NEWS
Champion’s baguettes to be made in Sri Lanka?
Tharshan Selvarajah, 37, the acclaimed Sri Lankan baguette maker whose baguettes were recently pronounced the best in France is thinking about franchising his business to Dubai and Sri Lanka where he sees “big possibilities,” the New York Times recently reported.
The Times Paris bureau chief Roger Cohen, a Pulitzer prize winning veteran of that paper, recently interviewed Selvarajah after he made news as the maker of the best French baguettes in a competition earlier this year. French President Emannuel Macron breakfasts on Selvarajah’s baguettes every morning as part of the prize is delivering his product to the Elysee Palace for a year. That plus a modest USD 4,250.

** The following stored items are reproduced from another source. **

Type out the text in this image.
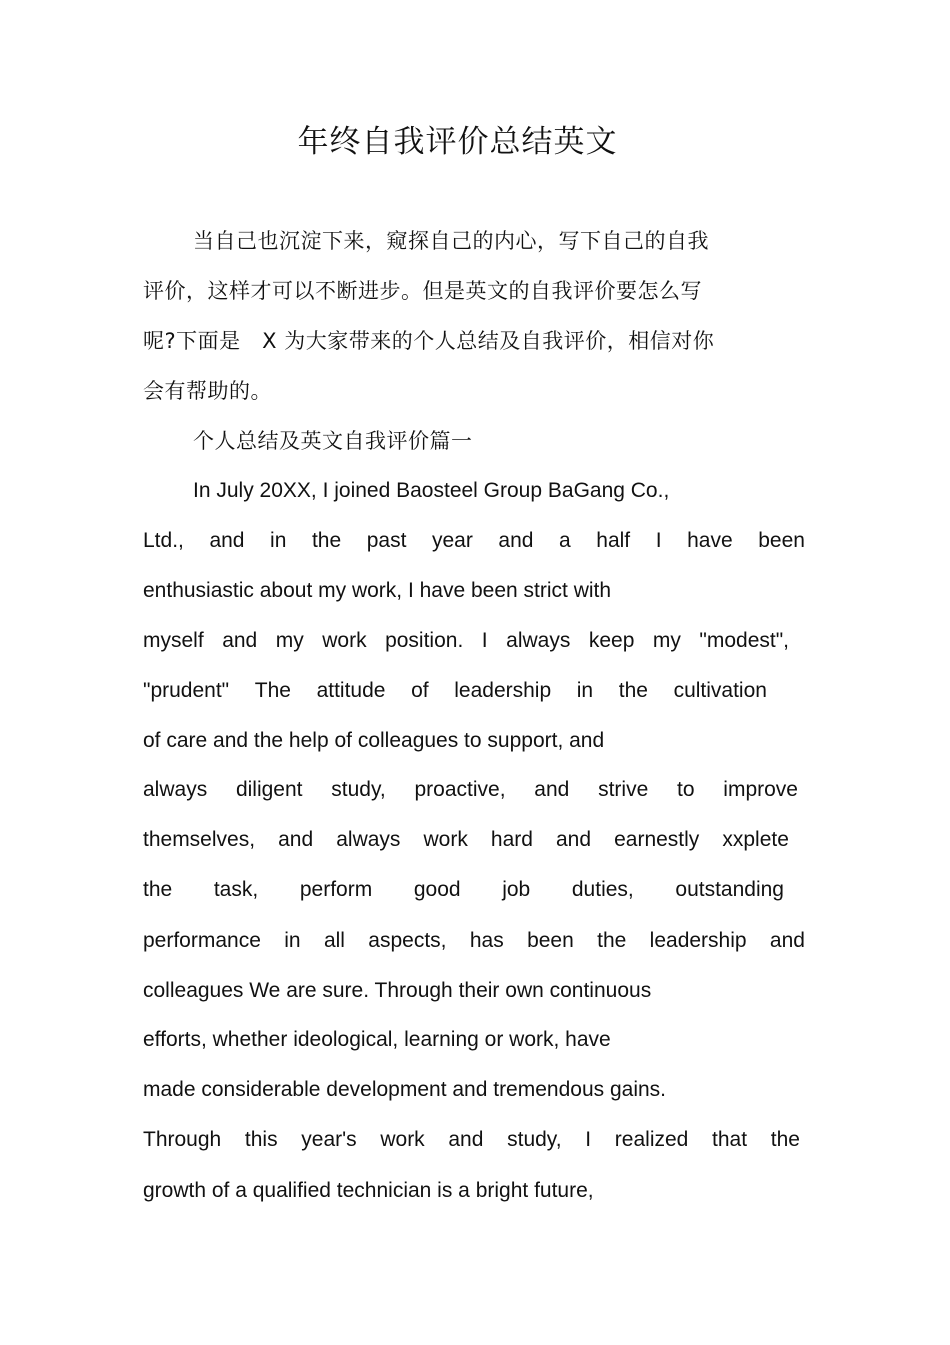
年终自我评价总结英文
当自己也沉淀下来，窥探自己的内心，写下自己的自我
评价，这样才可以不断进步。但是英文的自我评价要怎么写
呢?下面是　X 为大家带来的个人总结及自我评价，相信对你
会有帮助的。
个人总结及英文自我评价篇一
In July 20XX, I joined Baosteel Group BaGang Co.,
Ltd., and in the past year and a half I have been
enthusiastic about my work, I have been strict with
myself and my work position. I always keep my "modest",
"prudent" The attitude of leadership in the cultivation
of care and the help of colleagues to support, and
always diligent study, proactive, and strive to improve
themselves, and always work hard and earnestly xxplete
the task, perform good job duties, outstanding
performance in all aspects, has been the leadership and
colleagues We are sure. Through their own continuous
efforts, whether ideological, learning or work, have
made considerable development and tremendous gains.
Through this year's work and study, I realized that the
growth of a qualified technician is a bright future,
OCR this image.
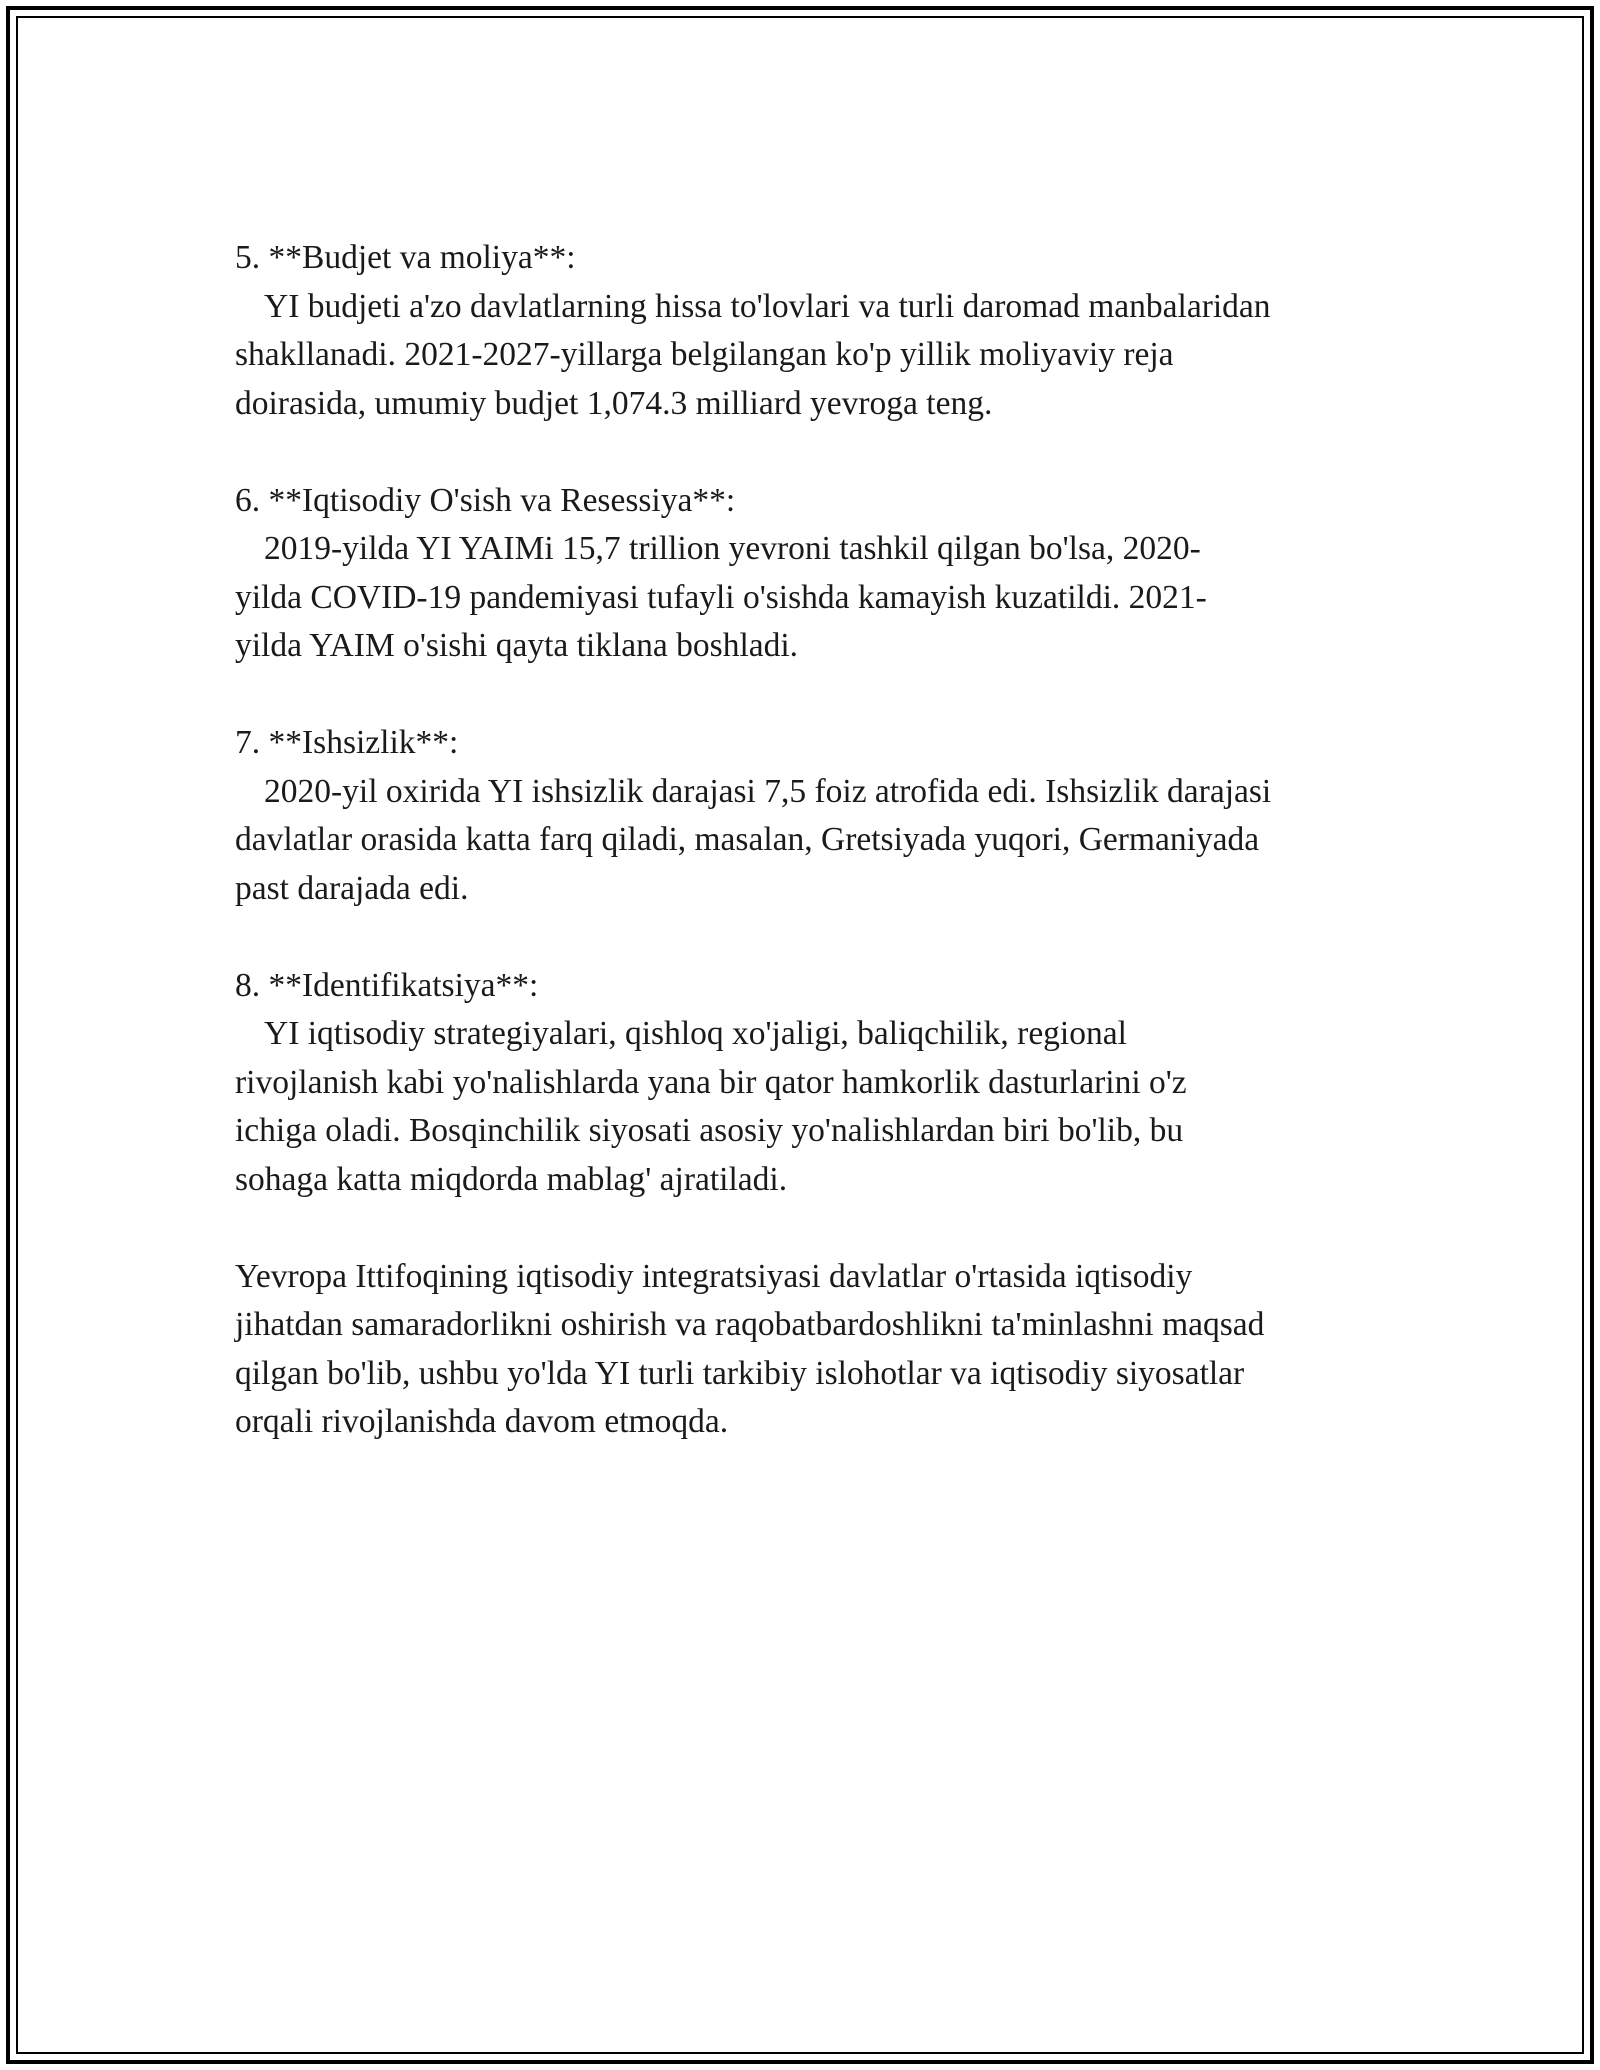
5. **Budjet va moliya**:
YI budjeti a'zo davlatlarning hissa to'lovlari va turli daromad manbalaridan
shakllanadi. 2021-2027-yillarga belgilangan ko'p yillik moliyaviy reja
doirasida, umumiy budjet 1,074.3 milliard yevroga teng.
6. **Iqtisodiy O'sish va Resessiya**:
2019-yilda YI YAIMi 15,7 trillion yevroni tashkil qilgan bo'lsa, 2020-
yilda COVID-19 pandemiyasi tufayli o'sishda kamayish kuzatildi. 2021-
yilda YAIM o'sishi qayta tiklana boshladi.
7. **Ishsizlik**:
2020-yil oxirida YI ishsizlik darajasi 7,5 foiz atrofida edi. Ishsizlik darajasi
davlatlar orasida katta farq qiladi, masalan, Gretsiyada yuqori, Germaniyada
past darajada edi.
8. **Identifikatsiya**:
YI iqtisodiy strategiyalari, qishloq xo'jaligi, baliqchilik, regional
rivojlanish kabi yo'nalishlarda yana bir qator hamkorlik dasturlarini o'z
ichiga oladi. Bosqinchilik siyosati asosiy yo'nalishlardan biri bo'lib, bu
sohaga katta miqdorda mablag' ajratiladi.
Yevropa Ittifoqining iqtisodiy integratsiyasi davlatlar o'rtasida iqtisodiy
jihatdan samaradorlikni oshirish va raqobatbardoshlikni ta'minlashni maqsad
qilgan bo'lib, ushbu yo'lda YI turli tarkibiy islohotlar va iqtisodiy siyosatlar
orqali rivojlanishda davom etmoqda.
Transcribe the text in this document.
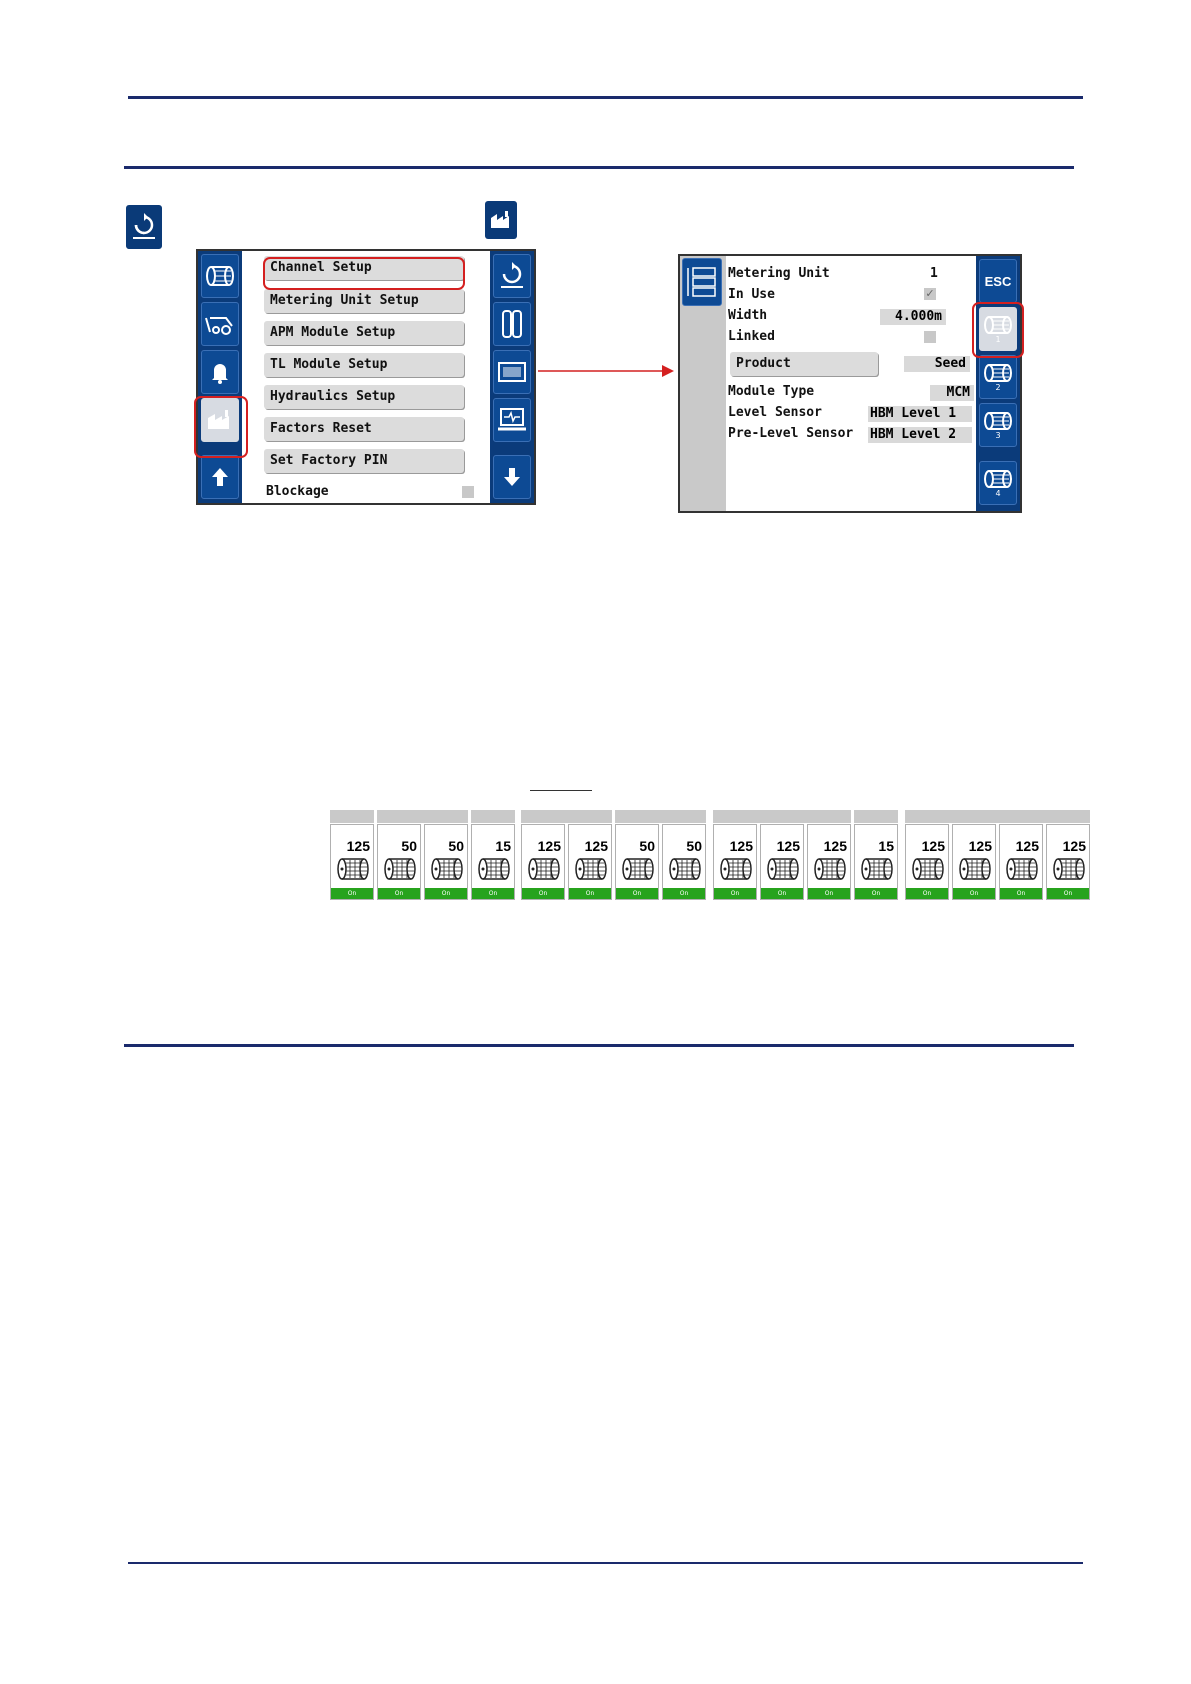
Channel Setup
Metering Unit Setup
APM Module Setup
TL Module Setup
Hydraulics Setup
Factors Reset
Set Factory PIN
Blockage
Metering Unit	1
In Use	✓
Width	4.000m
Linked
Product	Seed
Module Type	MCM
Level Sensor	HBM Level 1
Pre-Level Sensor HBM Level 2
ESC
1
2
3
4
125
On
50
On
50
On
15
On
125
On
125
On
50
On
50
On
125
On
125
On
125
On
15
On
125
On
125
On
125
On
125
On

These 25-inch loaves of about 10 ounces each, crusty on the outside and soft and slightly salty inside, within with myriads of air pockets are virtually a French staple that Selvarajah knew nothing of when he migrated in 2006 to Paris where a brother and a cousin lived because he could not find suitable work here.
He began work at a restaurant in Paris making salads and desserts. A regular patron of this restaurant, owner of several boulangeries (as bakeries are known in France) saw him offered a job making bread.
“I knew nothing about baguettes,” he told the NYT. But by 2012 he had become the chief baker at his workplace and in 2018 participated for the first time in the ‘Best Baguette’ competition finishing third. In 2021 he bought one of the stores belonging to his patron who introduced him to the trade and set up on his own.
Today long lines of customers form outside his boulangerie on the fringes of eastern Paris. And the President of France is breakfasting on the baguettes of a Sri Lankan baker!
“God gave us different hands,” he has told the NYT in the interview which had wide traction among Lankans scattered all over the U.S. ” My mother’s chicken curry and my wife’s may use the same chicken but they do not taste the same. God gave me the hands to make the best baguette in France. I’m never angry with the dough as I knead the flour.”
Immigrants do many jobs that the French shun. Selvarajah has said he encountered occasional racialism and prejudice. He remains a Sri Lankan citizen with a 10-year residence permit in France while his wife (of Lankan descent) he married in France is a French citizen and his two children are French.
“Would he follow suit?”, the NYT had asked. “Maybe one day,” he had said, “right now I don’t have the time.”
Selvarajah does two or three pilgrimages a year to Chennai where he meets Sri Amman Bhagavan whose religious movement called Oneness inspires him. “Everyone is so tense today and thinking about money in a selfish way. He helps me to be happy inside my heart,” he’s been quoted saying.
Selvarajah has not met Macron and had no opportunity to meet and be photographed with the president although previous winners did. He had also not been invited to a party organized by the French confederation of bakers. He believes that this is because he’s the first winner of the contest who’s not French or from a French overseas territory.
“It’s not pleasant,” he had said. “Bit I don’t give a damn.”
Has he been paid for the baguettes delivered to the Elysee so far? “Not yet. Maybe at the end of the month.”